In Egypt, the military committed the worst massacre in modern Egyptian history to polarize the political system and create a dichotomy between what it constructed as "terrorism" and civility, after which terror attacks reached an unprecedented level. In essence, EU policy is supporting the main drivers of radicalism in the region, which could lead to an endless cycle of violence.
In the same meeting, the EU foreign policy chief stated that she would appeal the European court verdict to remove Hamas from the list of terrorist organizations. This statement seems to have come out of context, as Hamas has confined its operation to its armed struggle with Israel, and has never engaged in a struggle against the EU. If anything, Hamas has attempted to moderate its position as much as possible in the hope that it would be considered a legitimate political party and gain international recognition. In essence, the connection seemed bizarre and artificial.
However, coupled with the recent Palestinian move to ask the ICC to investigate possible war crimes in Gaza, and the attempts made by the Israeli Prime Minister to create a connection between the Paris attacks and the right of the “States of the Jews” to defend the Jews, the narrative becomes clearer.
The EU is using the current climate to heap more pressure on the Palestinian unity government, which includes Hamas, by threatening to re-label Hamas as a terrorist organization, knowing very well that a direct reaction to this move would be very difficult to explain to European public opinion. This move would allow the EU once again to apply financial as well as diplomatic pressure on the Palestinian unity government on behalf of Israel, while appeasing European public opinion, which has been whipped into a state of alarm over the fear of Islamic extremism.
Thus, in essence, the EU is using the Paris attacks to achieve a number of objectives. First, to provide support for Arab autocrats by providing them with an additional measure of international legitimacy. Second, applying direct pressure on the Palestinian unity government to demonstrate the possible costs of using the ICC against Israel.
Third, the EU is treating the issue as if it were a foreign import, like a virus, with immigrants from those countries infecting the European polity. The EU is treating the causes of radicalism as inherently external, in other words rooted in the war in Syria or Iraq, implicitly exonerating European society, and most importantly, European elites.

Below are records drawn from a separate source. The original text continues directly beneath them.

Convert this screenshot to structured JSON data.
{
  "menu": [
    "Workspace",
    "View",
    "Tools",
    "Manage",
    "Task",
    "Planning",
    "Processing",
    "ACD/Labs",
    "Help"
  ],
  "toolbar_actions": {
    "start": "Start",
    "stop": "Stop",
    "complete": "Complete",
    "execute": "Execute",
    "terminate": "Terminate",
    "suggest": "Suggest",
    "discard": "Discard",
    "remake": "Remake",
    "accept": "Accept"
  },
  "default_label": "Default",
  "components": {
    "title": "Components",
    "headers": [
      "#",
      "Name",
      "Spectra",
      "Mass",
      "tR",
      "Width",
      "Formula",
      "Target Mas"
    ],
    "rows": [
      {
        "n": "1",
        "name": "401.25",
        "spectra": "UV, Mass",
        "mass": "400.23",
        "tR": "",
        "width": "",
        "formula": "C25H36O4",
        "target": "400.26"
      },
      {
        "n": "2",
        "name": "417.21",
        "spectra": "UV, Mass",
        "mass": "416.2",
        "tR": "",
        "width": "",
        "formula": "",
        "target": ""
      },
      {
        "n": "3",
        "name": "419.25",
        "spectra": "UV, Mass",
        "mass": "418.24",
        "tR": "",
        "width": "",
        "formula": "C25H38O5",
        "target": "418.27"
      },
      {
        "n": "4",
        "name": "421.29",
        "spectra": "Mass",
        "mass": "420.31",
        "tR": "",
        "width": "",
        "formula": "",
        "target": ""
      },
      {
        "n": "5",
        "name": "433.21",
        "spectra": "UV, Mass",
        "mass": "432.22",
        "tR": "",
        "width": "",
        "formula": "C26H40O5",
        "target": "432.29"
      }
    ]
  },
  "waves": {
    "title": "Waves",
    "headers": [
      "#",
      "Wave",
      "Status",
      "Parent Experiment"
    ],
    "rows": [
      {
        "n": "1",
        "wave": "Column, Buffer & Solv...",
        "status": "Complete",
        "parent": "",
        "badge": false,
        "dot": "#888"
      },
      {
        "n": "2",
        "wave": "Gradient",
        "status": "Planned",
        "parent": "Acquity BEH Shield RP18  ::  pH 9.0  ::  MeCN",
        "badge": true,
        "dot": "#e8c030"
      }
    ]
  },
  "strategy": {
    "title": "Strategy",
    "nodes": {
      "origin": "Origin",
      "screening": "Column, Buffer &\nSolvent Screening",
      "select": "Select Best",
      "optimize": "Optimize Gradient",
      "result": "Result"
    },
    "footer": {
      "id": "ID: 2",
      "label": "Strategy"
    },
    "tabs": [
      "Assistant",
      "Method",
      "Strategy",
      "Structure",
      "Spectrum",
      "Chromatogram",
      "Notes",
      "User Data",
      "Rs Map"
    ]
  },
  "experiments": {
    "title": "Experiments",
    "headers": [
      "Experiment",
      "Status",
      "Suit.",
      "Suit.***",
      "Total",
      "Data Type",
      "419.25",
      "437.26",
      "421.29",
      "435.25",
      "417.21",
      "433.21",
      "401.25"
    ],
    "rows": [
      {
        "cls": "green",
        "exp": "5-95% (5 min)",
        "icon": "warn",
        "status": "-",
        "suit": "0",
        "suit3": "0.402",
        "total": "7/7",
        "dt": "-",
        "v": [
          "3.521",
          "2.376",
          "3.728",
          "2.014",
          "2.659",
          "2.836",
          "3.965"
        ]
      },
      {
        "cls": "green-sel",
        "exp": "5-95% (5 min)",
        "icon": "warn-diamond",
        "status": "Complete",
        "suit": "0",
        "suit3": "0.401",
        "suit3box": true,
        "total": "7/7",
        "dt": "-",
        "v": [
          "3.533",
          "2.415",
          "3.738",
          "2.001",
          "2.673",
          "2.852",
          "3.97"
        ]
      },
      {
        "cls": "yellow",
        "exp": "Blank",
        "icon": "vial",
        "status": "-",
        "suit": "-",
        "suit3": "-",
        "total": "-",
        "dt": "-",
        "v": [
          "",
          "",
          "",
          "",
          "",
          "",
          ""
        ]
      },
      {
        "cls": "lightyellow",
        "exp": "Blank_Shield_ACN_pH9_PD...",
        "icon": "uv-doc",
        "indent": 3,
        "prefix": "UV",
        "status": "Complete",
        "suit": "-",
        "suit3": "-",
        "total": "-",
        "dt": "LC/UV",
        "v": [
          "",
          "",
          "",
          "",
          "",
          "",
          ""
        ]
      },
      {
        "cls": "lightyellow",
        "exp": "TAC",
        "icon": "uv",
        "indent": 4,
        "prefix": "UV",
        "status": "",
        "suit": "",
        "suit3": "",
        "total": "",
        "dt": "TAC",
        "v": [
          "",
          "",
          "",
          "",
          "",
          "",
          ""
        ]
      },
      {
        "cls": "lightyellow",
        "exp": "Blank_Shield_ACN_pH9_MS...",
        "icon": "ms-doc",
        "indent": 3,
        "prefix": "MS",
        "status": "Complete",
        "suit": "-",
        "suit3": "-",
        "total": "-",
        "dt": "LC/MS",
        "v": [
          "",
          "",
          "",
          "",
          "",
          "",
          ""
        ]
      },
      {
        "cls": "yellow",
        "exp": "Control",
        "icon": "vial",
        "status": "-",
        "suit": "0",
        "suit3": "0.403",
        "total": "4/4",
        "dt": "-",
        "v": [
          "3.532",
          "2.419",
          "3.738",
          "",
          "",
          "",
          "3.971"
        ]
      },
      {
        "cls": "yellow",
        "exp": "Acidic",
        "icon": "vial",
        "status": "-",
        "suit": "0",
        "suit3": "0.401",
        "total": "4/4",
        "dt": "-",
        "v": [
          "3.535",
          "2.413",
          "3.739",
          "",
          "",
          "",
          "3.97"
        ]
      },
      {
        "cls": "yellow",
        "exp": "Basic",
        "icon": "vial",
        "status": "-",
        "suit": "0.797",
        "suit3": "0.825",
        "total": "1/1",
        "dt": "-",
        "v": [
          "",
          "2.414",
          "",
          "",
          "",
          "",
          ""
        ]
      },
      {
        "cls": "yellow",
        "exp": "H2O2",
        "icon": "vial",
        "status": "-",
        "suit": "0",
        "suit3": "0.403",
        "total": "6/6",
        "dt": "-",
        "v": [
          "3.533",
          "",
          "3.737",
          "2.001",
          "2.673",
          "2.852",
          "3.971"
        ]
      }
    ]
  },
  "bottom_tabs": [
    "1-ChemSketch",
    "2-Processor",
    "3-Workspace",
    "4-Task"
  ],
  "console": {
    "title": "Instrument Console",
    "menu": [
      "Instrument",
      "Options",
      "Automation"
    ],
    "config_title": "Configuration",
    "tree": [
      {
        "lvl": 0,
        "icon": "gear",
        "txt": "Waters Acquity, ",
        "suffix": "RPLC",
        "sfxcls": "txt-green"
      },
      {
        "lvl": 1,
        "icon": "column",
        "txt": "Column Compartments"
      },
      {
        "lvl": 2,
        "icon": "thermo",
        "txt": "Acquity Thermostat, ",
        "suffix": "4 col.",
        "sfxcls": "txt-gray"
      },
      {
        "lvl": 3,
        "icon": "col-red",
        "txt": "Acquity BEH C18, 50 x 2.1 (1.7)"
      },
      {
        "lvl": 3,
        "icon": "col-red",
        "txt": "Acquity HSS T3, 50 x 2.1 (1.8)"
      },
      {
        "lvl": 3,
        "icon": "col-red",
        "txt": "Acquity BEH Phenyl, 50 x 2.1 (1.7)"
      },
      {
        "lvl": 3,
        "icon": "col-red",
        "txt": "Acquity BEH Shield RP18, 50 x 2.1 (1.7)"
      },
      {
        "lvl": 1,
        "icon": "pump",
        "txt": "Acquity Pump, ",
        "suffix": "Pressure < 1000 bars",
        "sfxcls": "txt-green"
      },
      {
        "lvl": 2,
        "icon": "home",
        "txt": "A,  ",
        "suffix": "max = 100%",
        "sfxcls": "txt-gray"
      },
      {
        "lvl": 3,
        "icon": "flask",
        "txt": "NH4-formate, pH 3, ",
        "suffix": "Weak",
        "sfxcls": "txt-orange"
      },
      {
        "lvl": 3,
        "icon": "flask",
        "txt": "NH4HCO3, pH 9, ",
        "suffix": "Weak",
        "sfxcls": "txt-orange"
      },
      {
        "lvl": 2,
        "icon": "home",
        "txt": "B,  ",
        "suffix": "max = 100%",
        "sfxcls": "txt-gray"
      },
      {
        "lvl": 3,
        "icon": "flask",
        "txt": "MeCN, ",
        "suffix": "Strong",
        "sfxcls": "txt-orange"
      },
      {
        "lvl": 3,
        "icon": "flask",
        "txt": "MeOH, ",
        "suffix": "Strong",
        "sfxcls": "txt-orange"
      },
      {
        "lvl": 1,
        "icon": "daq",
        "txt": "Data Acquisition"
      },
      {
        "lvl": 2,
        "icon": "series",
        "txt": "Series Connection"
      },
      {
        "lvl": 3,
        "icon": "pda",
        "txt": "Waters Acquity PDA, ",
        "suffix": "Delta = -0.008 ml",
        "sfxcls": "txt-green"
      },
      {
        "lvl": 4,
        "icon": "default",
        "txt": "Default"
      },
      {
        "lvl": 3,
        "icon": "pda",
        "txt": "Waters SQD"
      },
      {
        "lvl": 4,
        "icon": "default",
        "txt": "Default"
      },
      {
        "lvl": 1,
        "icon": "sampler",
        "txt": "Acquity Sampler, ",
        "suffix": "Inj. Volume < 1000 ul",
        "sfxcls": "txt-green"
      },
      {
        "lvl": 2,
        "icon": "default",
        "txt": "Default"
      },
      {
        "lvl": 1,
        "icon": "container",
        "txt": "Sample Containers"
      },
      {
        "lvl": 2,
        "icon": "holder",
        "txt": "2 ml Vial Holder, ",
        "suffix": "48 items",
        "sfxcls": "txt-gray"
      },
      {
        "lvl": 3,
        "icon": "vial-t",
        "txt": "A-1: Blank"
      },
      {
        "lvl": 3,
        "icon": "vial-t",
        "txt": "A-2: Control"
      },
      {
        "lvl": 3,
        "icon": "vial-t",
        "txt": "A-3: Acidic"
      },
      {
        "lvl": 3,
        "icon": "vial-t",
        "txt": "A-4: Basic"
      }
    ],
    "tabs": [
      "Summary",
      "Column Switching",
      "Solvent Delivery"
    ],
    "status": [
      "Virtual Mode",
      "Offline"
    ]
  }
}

This is, to say the least, grossly misleading. Rather than look at the perpetrators of the Paris attack as Frenchmen that happen to be Muslim, they are treated as Muslims who happen to be French.
The issue of the radicalization of young Europeans needs to be examined in a much more objective manner, acknowledging the roles that racism and marginalization play in this process. There is an absolutely necessary process of soul searching that European society needs to go through.
Rather than support autocrats in the Arab world, the EU should attempt to de-securitize its discourse and to understand the reason for this radicalization, treating the issue as first and foremost a societal rather than security problem. The EU has decided to create boogiemen to chase, and monsters to slay.